Trying to reinvent the wristwatch? For this latest concept the collaboration has been undertaken with none other than iPod creator Tony Fadell. The experiment is to bridge the worlds of smartwatches and haute horology in a way not seen before.
Fadell was brought in to advise on making a version of its already groundbreaking wristwatch that took the concept one stage further. This isn’t a smartwatch with a luxury brand makeover, nor is it a traditional timepiece with a nod towards connected tech.
The approach combines all the best parts of conventional and connected timekeeping. It’s powered both by the kinetic energy created by the movement of the wrist and photovoltaic cells concealed beneath discreet micro-shutters. The time is set and adjusted via an app on the smartphone, while the mechanical mode lets it function like any other watch.
Once the time is set using a flip-out lever on the caseback, an electro-motive module linking with the automatic movement ensures accurate timing. The electronics track the time and correct the display rather than influence the automatic movement.
The result is that when the mechanical watch veers off time by a few seconds, as all high-end watches do, the e-Crown recognizes this and then engages to reset the watch to the correct time. The accompanying app also allows to instantly switch between time-zones via Bluetooth.

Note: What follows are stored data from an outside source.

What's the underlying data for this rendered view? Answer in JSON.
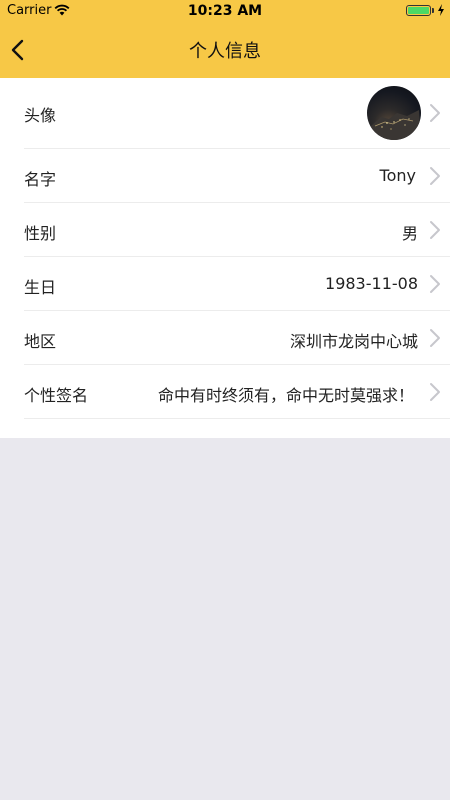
{
  "status_bar": {
    "carrier": "Carrier",
    "time": "10:23 AM",
    "battery_level": 1.0
  },
  "nav": {
    "title": "个人信息",
    "back_icon": "chevron-left-icon"
  },
  "profile_rows": [
    {
      "label": "头像",
      "value": ""
    },
    {
      "label": "名字",
      "value": "Tony"
    },
    {
      "label": "性别",
      "value": "男"
    },
    {
      "label": "生日",
      "value": "1983-11-08"
    },
    {
      "label": "地区",
      "value": "深圳市龙岗中心城"
    },
    {
      "label": "个性签名",
      "value": "命中有时终须有，命中无时莫强求！"
    }
  ],
  "colors": {
    "header_bg": "#f7c846",
    "page_bg": "#e9e8ee",
    "list_bg": "#ffffff",
    "chevron": "#c7c7cc"
  }
}
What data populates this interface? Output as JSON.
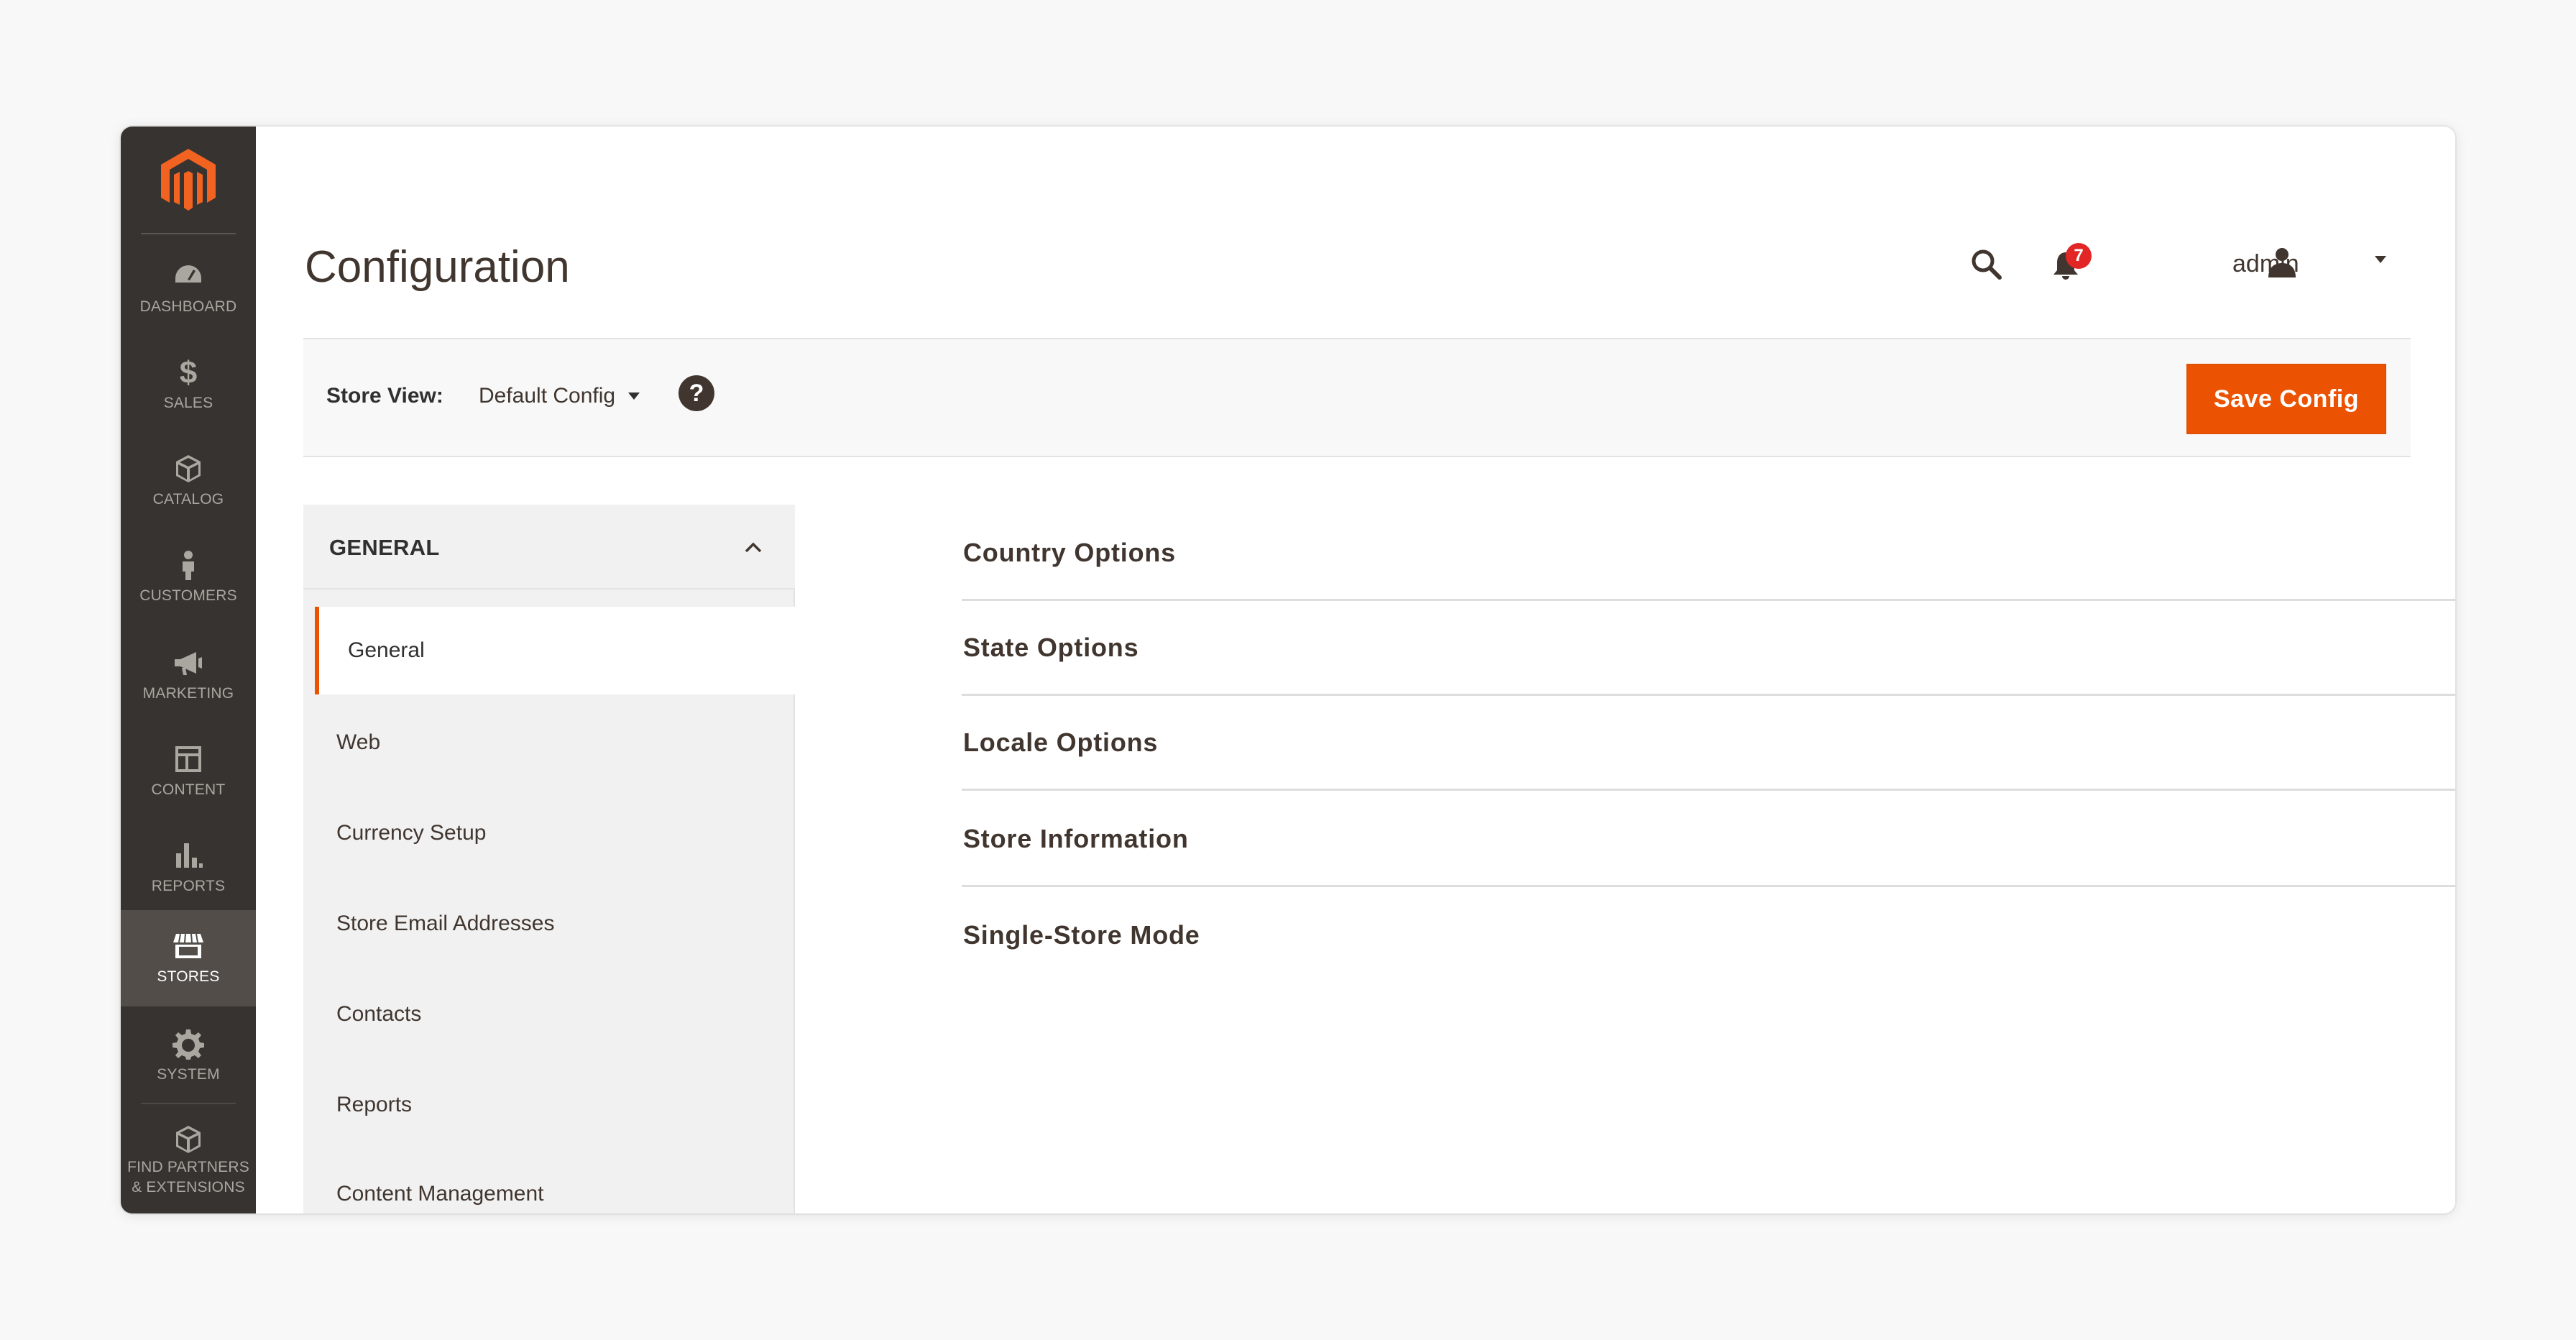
{
  "sidebar": {
    "items": [
      {
        "label": "DASHBOARD",
        "icon": "dashboard-icon"
      },
      {
        "label": "SALES",
        "icon": "dollar-icon"
      },
      {
        "label": "CATALOG",
        "icon": "catalog-box-icon"
      },
      {
        "label": "CUSTOMERS",
        "icon": "customer-person-icon"
      },
      {
        "label": "MARKETING",
        "icon": "megaphone-icon"
      },
      {
        "label": "CONTENT",
        "icon": "content-layout-icon"
      },
      {
        "label": "REPORTS",
        "icon": "bar-chart-icon"
      },
      {
        "label": "STORES",
        "icon": "storefront-icon",
        "active": true
      },
      {
        "label": "SYSTEM",
        "icon": "gear-icon"
      },
      {
        "label_line1": "FIND PARTNERS",
        "label_line2": "& EXTENSIONS",
        "icon": "partners-box-icon"
      }
    ]
  },
  "header": {
    "title": "Configuration",
    "notification_count": "7",
    "user": "admin"
  },
  "store_view": {
    "label": "Store View:",
    "selected": "Default Config"
  },
  "toolbar": {
    "save_label": "Save Config"
  },
  "tabs": {
    "group_title": "GENERAL",
    "items": [
      "General",
      "Web",
      "Currency Setup",
      "Store Email Addresses",
      "Contacts",
      "Reports",
      "Content Management"
    ],
    "active": "General"
  },
  "sections": [
    "Country Options",
    "State Options",
    "Locale Options",
    "Store Information",
    "Single-Store Mode"
  ],
  "colors": {
    "accent": "#eb5202",
    "sidebar_bg": "#373330",
    "sidebar_active": "#524d49",
    "badge": "#e22626"
  }
}
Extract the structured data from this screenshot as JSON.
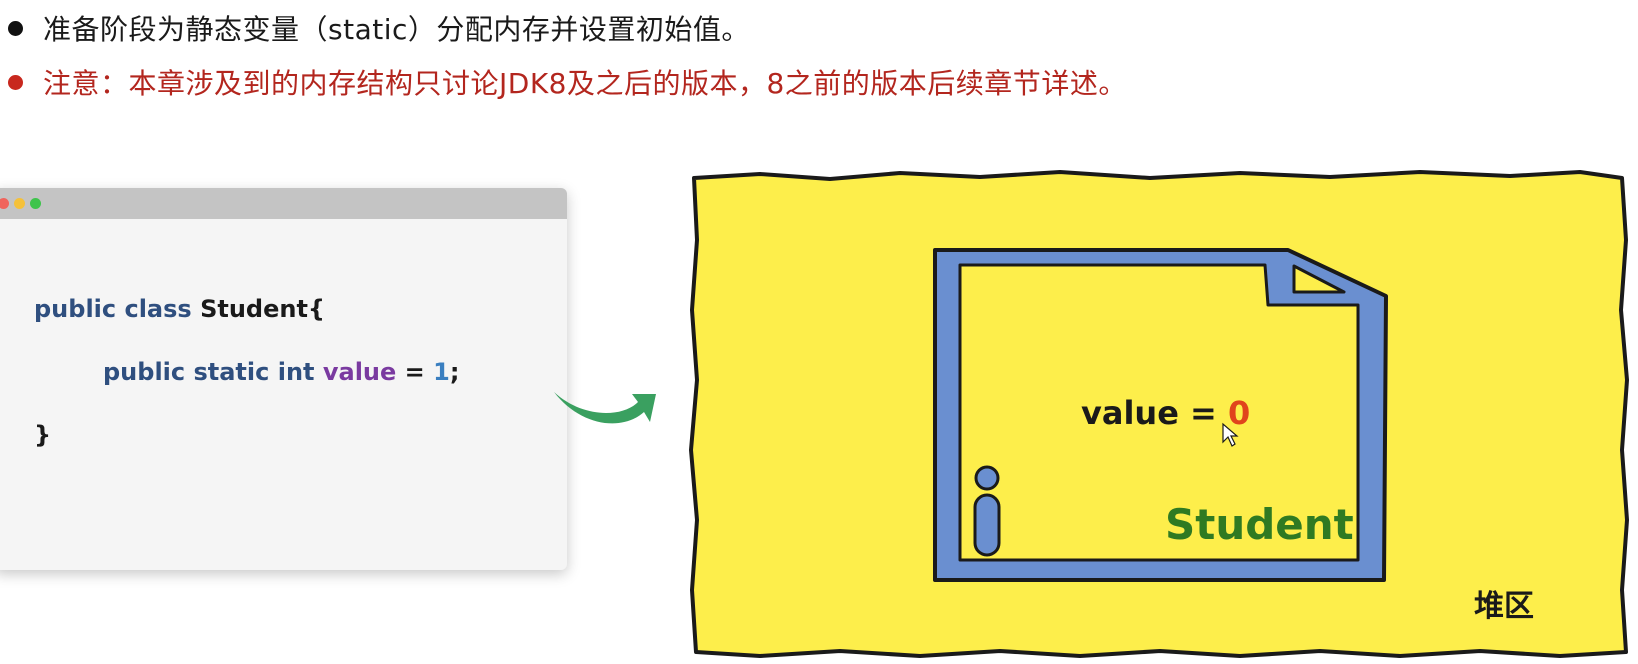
{
  "bullets": [
    {
      "text": "准备阶段为静态变量（static）分配内存并设置初始值。",
      "color": "#1a1a1a"
    },
    {
      "text": "注意：本章涉及到的内存结构只讨论JDK8及之后的版本，8之前的版本后续章节详述。",
      "color": "#b3261e"
    }
  ],
  "code": {
    "line1": {
      "kw": "public class ",
      "cls": "Student{"
    },
    "line2": {
      "kw": "public static int ",
      "var": "value",
      "eq": " = ",
      "num": "1",
      "end": ";"
    },
    "line3": {
      "brace": "}"
    }
  },
  "heap": {
    "value_text": "value = ",
    "value_zero": "0",
    "class_name": "Student",
    "area_label": "堆区",
    "info_icon": "info-icon",
    "colors": {
      "area": "#fdee4b",
      "frame": "#6a8fd0",
      "class_name": "#2f7a22",
      "value_zero": "#e0441c",
      "arrow": "#3aa060"
    }
  }
}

"We had 20 different ideas on the table with pros and cons on the electronics side, mechanical side, user side and the UI," Fadell says. "It was great to work with someone who has decades of experience, to be able to leapfrog ahead, taking the best of both worlds – the benefits of both while getting rid of the cons of both."
Fadell wanted to correct one of the main failings he sees in current smartwatches. "Today, with certain smartwatches you’ve got to charge them every day. So those were the kinds of things we wanted to get rid of."
To combat this, as well as the kinetic energy generator in the watch, an innovative secondary power source was installed using photovoltaic cells. When the watch needs power, say after it has been left in a drawer for half a year, ten shutters open downwards on the watch face, exposing the cells to light.
One of the issues was the autonomy of the watch. It is inconceivable to plug a high-end luxury watch into a power socket. “We wanted something totally autonomous from an energy point of view, like an automatic movement is autonomous for daily use. So for daily use we have the kinetic generator, but if you leave the watch for more than 150 days even the small battery inside will go flat, then you need something to charge it again. That’s why we have these shutters. Behind the shutters there is a custom-built triple-junction cell. Basically a photovoltaic cell made especially for us."
"These aren’t your typical solar cells," Fadell adds. "These are actual satellite solar cells so they get a lot of energy – even indoors. But the cool thing are these shutters. It's a nightmare to make. They are 2mm by 3mm, they have axles that are 0.15mm and there are 10 in a circle. But it’s magical to see."
Fadell admits the collaboration hasn't always plain sailing. "We argued, but that was the fun. For example over kinetics or solar cell - we were arguing between them, but it turns out we needed both," he says. "And we threw out a lot of other stuff, too. There was going to be this crazy module that would have to be inserted."
"We made a few openings in the dial. Whereas before it was closed, so you can now see a bit more inside, the gears, the ball bearings, it’s beautiful mechanically."
"But the holes are also for the antenna!" Fadell adds. "So there is all this balance of what do the mechanics do and what do the electronics do. Fascinating!"
Describing the two-year collaboration, Fadell compares it to working with Nest or Apple, but crucially mentions that, thanks to the high margins and limited production numbers associated with high-end horology, the team was permitted to use tech that would never be allowed in a mass-produced device.
"Typically you have tons of constraints, like Apple wanted to do OLED screens a long time ago but it wasn’t until the industry caught up with the volumes they needed them to produce OLED that allowed Apple to adopt it," he says. "Here where we are making smaller volumes so we can use the most cutting-edge technology, because we are not going to make a million of them. We can pick and choose the best stuff. With high-volume stuff you have to wait four or five years."
The watch may be at concept stage now, but it will be coming to market later this year – and it won’t come cheap. The project has gone so well that Fadell is already talking of the next watch they will work on. "Hopefully we are going to continue to do this," Fadell says. "There was stuff we haven’t done here. But maybe in the next few iterations."